Oxidative damage to lipids is called lipid peroxidation, wherein polyunsaturated fatty acids and their residues of membrane phospholipids are oxygenated in the presence of free radicals, mainly leading to the production of MDA [17]. The MDA levels have been found to be increased in the pregnancies complicated by intrauterine hypoxia [18]. The anti-oxidant protection, as conferred by the levels of FRAP and GSH and the enzyme activities are inadequate to defend the body against oxidative stress and thus lead to increased lipid peroxidation damage.

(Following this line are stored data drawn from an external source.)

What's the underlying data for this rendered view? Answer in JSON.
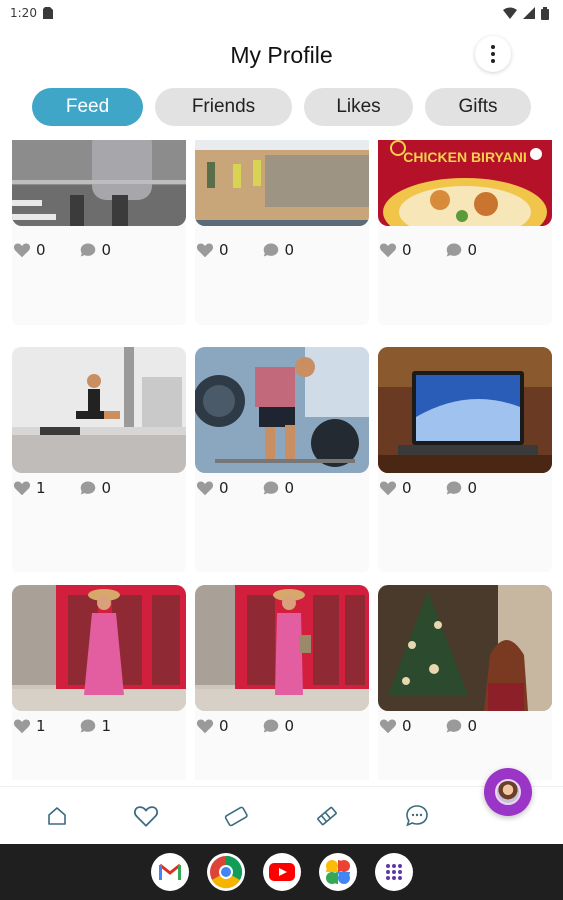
{
  "status_bar": {
    "time": "1:20"
  },
  "header": {
    "title": "My Profile"
  },
  "tabs": [
    {
      "label": "Feed",
      "active": true
    },
    {
      "label": "Friends",
      "active": false
    },
    {
      "label": "Likes",
      "active": false
    },
    {
      "label": "Gifts",
      "active": false
    }
  ],
  "posts": [
    {
      "image": "woman-walking-street-photo",
      "likes": "0",
      "comments": "0"
    },
    {
      "image": "construction-workers-site-photo",
      "likes": "0",
      "comments": "0"
    },
    {
      "image": "chicken-biryani-ad",
      "image_text": "CHICKEN BIRYANI",
      "likes": "0",
      "comments": "0"
    },
    {
      "image": "woman-lunge-gym-photo",
      "likes": "1",
      "comments": "0"
    },
    {
      "image": "woman-deadlift-barbell-photo",
      "likes": "0",
      "comments": "0"
    },
    {
      "image": "laptop-on-desk-photo",
      "likes": "0",
      "comments": "0"
    },
    {
      "image": "woman-pink-dress-red-door-photo",
      "likes": "1",
      "comments": "1"
    },
    {
      "image": "woman-pink-dress-red-door-photo",
      "likes": "0",
      "comments": "0"
    },
    {
      "image": "woman-christmas-tree-photo",
      "likes": "0",
      "comments": "0"
    }
  ],
  "bottom_nav": [
    {
      "icon": "home-icon"
    },
    {
      "icon": "heart-icon"
    },
    {
      "icon": "ticket-icon"
    },
    {
      "icon": "gift-pencil-icon"
    },
    {
      "icon": "chat-icon"
    }
  ],
  "dock_apps": [
    "gmail-icon",
    "chrome-icon",
    "youtube-icon",
    "photos-icon",
    "app-drawer-icon"
  ],
  "colors": {
    "accent": "#3fa6c8",
    "fab": "#9a35c8",
    "tab_inactive": "#e2e2e2",
    "nav_icon": "#3b6b80"
  }
}
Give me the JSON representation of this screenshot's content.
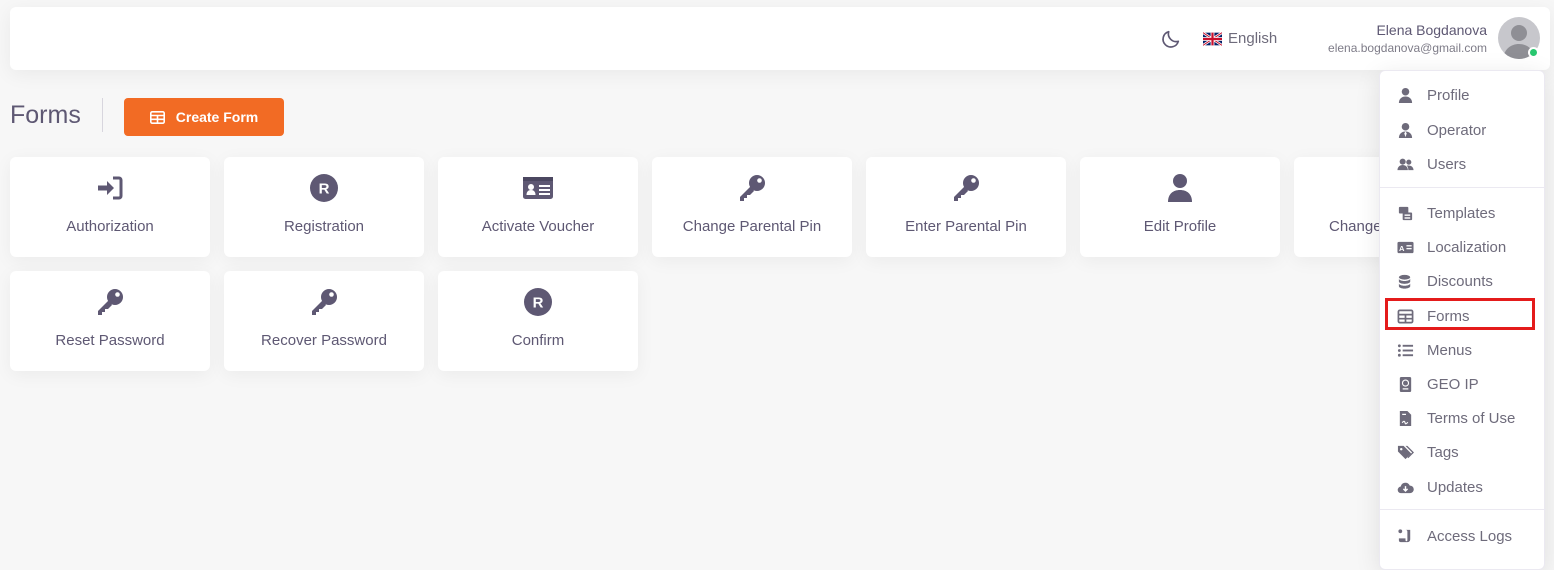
{
  "header": {
    "theme_icon": "moon-icon",
    "language": {
      "label": "English",
      "icon": "uk-flag-icon"
    },
    "user": {
      "name": "Elena Bogdanova",
      "email": "elena.bogdanova@gmail.com",
      "status": "online"
    }
  },
  "page": {
    "title": "Forms",
    "create_button": {
      "label": "Create Form",
      "icon": "table-icon"
    }
  },
  "forms": [
    {
      "label": "Authorization",
      "icon": "sign-in-icon"
    },
    {
      "label": "Registration",
      "icon": "registered-icon"
    },
    {
      "label": "Activate Voucher",
      "icon": "id-card-icon"
    },
    {
      "label": "Change Parental Pin",
      "icon": "key-icon"
    },
    {
      "label": "Enter Parental Pin",
      "icon": "key-icon"
    },
    {
      "label": "Edit Profile",
      "icon": "user-icon"
    },
    {
      "label": "Change",
      "icon": "key-icon"
    },
    {
      "label": "Reset Password",
      "icon": "key-icon"
    },
    {
      "label": "Recover Password",
      "icon": "key-icon"
    },
    {
      "label": "Confirm",
      "icon": "registered-icon"
    }
  ],
  "menu": {
    "items": [
      {
        "label": "Profile",
        "icon": "user-icon"
      },
      {
        "label": "Operator",
        "icon": "user-tie-icon"
      },
      {
        "label": "Users",
        "icon": "users-icon"
      },
      {
        "label": "Templates",
        "icon": "templates-icon"
      },
      {
        "label": "Localization",
        "icon": "language-icon"
      },
      {
        "label": "Discounts",
        "icon": "coins-icon"
      },
      {
        "label": "Forms",
        "icon": "table-icon",
        "highlighted": true
      },
      {
        "label": "Menus",
        "icon": "list-icon"
      },
      {
        "label": "GEO IP",
        "icon": "passport-icon"
      },
      {
        "label": "Terms of Use",
        "icon": "file-contract-icon"
      },
      {
        "label": "Tags",
        "icon": "tags-icon"
      },
      {
        "label": "Updates",
        "icon": "cloud-download-icon"
      },
      {
        "label": "Access Logs",
        "icon": "scroll-icon"
      }
    ]
  },
  "colors": {
    "accent": "#f26b24",
    "icon": "#6e6b7b",
    "highlight": "#e41b1b",
    "online": "#28c76f",
    "background": "#f7f7f7"
  }
}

Protein carbonyls are formed by the production of carbonyl groups on protein side-chains and via oxidative cleavage of proteins [19]. As they are chemically stable, they serve as a marker for detection and storage. A high concentration of carbonyl groups indicates a high risk of protein destruction. Our study shows a significant increase in the protein carbonyl levels in FGR pregnancies indicating increased protein destruction and thus increased DNA damage. It also shows a significant increase in oxidative DNA damage in growth restricted pregnancies of idiopathic origin resulting in birth of SGA neonates [20].

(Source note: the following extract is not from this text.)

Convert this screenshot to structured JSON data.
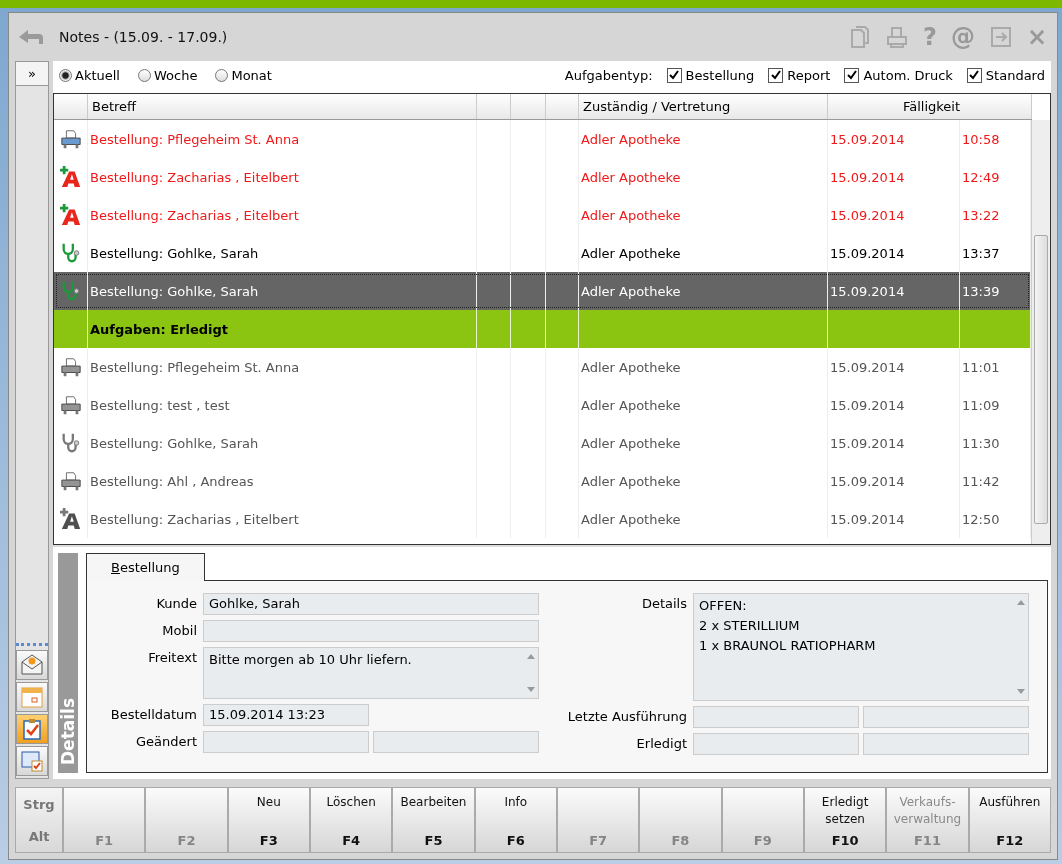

In the present study, thus we have observed that lipid peroxidation, protein destruction and DNA damage was significantly increased in neonates born to mothers having FGR pregnancies of unknown etiology. The mothers of this group expressed elevated MDA, endogenous protein and DNA damage and proteolytic activity during pregnancy indicating increased oxidative stress and decreased anti-oxidant activity (shown by decreased levels of FRAP and GSH) as compared to normal pregnancies. The study by Hracsko et al. [5] evaluated oxidative stress markers and DNA damage in neonates with FGR. The results of their study were similar to ours but the evaluation was done only in the cord blood and not maternal samples, moreover the sample size was limited only to 29 cases. Biri et al. [6] studied the role of oxidative stress in maternal, cord blood and placentas of 25 subjects, out of which only 13 were FGR which were also preterm (33-34 weeks) and 12 were controls (>37 weeks period of gestation). The results of their study were similar to present study but limited by small sample size. Also, they did not evaluate DNA damage in their study. Study of Kamath et al. [21] was restricted to the estimation of the lipid and protein oxidation markers in maternal and cord blood of 13 FGR cases of variable etiologies and 15 controls between 33-39 weeks, the results of which were similar to this study. Previous studies from our lab have also reported significant association between increased oxidative stress and adverse pregnancy outcomes [22,23]. These studies have shown that increased oxidative stress may be associated with environmental chemicals and genetic polymorphism.

The present study scores over other existing scientific literature as it has a larger sample size including only ‘idiopathic’ cases of FGR pregnancies and estimated DNA damage in addition to other biochemical markers in both maternal as well as cord blood. However, this study has certain limitations such as analysis of mitochondrial and anti-antioxidant enzyme levels.

To conclude, the present study found a significant association of increased redox imbalance as evident from DNA damage and biochemical biomarkers with growth restricted pregnancies of idiopathic etiology. Further studies with a larger number of subjects are required to prove the cause-effect relationship and to study the effect of therapeutic or prophylactic role of anti-oxidants in preventing the damage induced by oxidative stress. Moreover, the achievement of a successful pregnancy represents one of the fundamental functions of existence. Thus, studies showing association between increased redox imbalance and adverse pregnancy outcomes needs to be complemented by currently available genome-wide approaches, evaluation of interaction between genes, genes and environment and the contribution of paternal and embryonic genotypes. Further prospective studies will be necessary to assess the predictive potential of markers identified through these and other strategies.

Authors are grateful to home Institution for financial and technical assistance. The authors have no conflict of interest or anything to disclose about any financial relationship with pharmaceutical company, biotechnology manufacturer or any commercial entity.